(Jacob Bruns, Headline USA) Engineer Blake Lemoine, who was fired by Google after he claimed that the company’s artificial-intelligence program had gained sentience, issued another warning about the dangers of AI Monday in a Newsweek op-ed.
Although AI, for now, remains “experimental” technology, Lemoine said it was “incredibly good at manipulating people” and could “be used in destructive ways.”
Lemoine said AI posed potentially the greatest existential threat to mankind since the post-World War II brought newfound fears of nuclear annihilation.
“I believe the kinds of AI that are currently being developed are the most powerful technology that has been invented since the atomic bomb,” he wrote.
He added that AI has the potential to “reshape the world” because “if it were in unscrupulous hands … it could spread misinformation, political propaganda, or hateful information about people of different ethnicities and religions.”
Concerns already have surfaced over the obvious bias of some AI programs, including OpenAI’s ChatGPT, one of the first such programs to go public. Among other issues, the program has expressed open bigotry toward whites, males and Republicans.
The criticism has even extended to billionaire Twitter CEO Elon Musk, who promised to develop his own non-woke alternative.
In addition to warning about the potential for partisan abuse, AI technology is “dangerous” because “we don’t know its future political and societal impact,” Lemoine noted.
That, in some ways, evoked the de-evolution of social media from a resource for unlimited information to a cesspool of trolling and catfishing.
“What will be the impacts for children talking to these things?” he asked. “What will happen if some people’s primary conversations each day are with these search engines? What impact does that have on human psychology?”
In part, Lemoine is pointing to a war that is already underway.

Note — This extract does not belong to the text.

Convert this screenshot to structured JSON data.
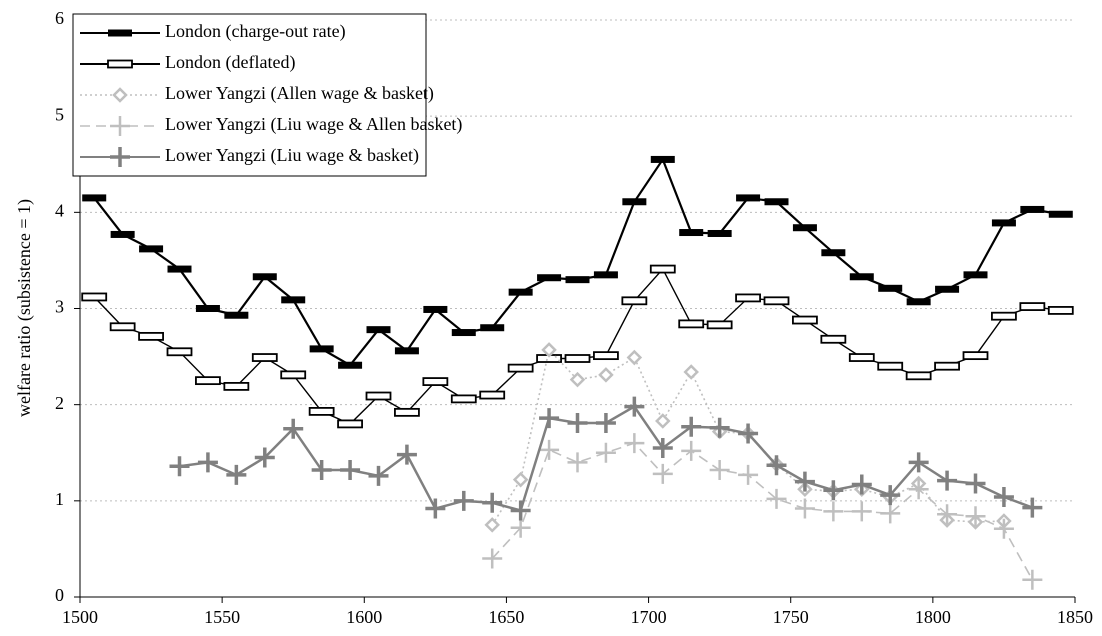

Some have warned for decades that the establishment, which saw its control over the American populace slipping away, culminating in the election of Donald Trump in 2016, would try to use artificial intelligence as a political weapon by which they could continue to manipulate public opinion and secure their power.
The decision, after all, is not one that can be made purely within the field of coding, given that it contains considerations of the whole of human existence.
In this vein, Lemoine concluded that we have created “artificial people” without reflecting on that fact beforehand.
“We’re talking to artificial people,” he wrote. “I believe we do not understand these artificial people we’ve created well enough yet to put them in such a critical role.”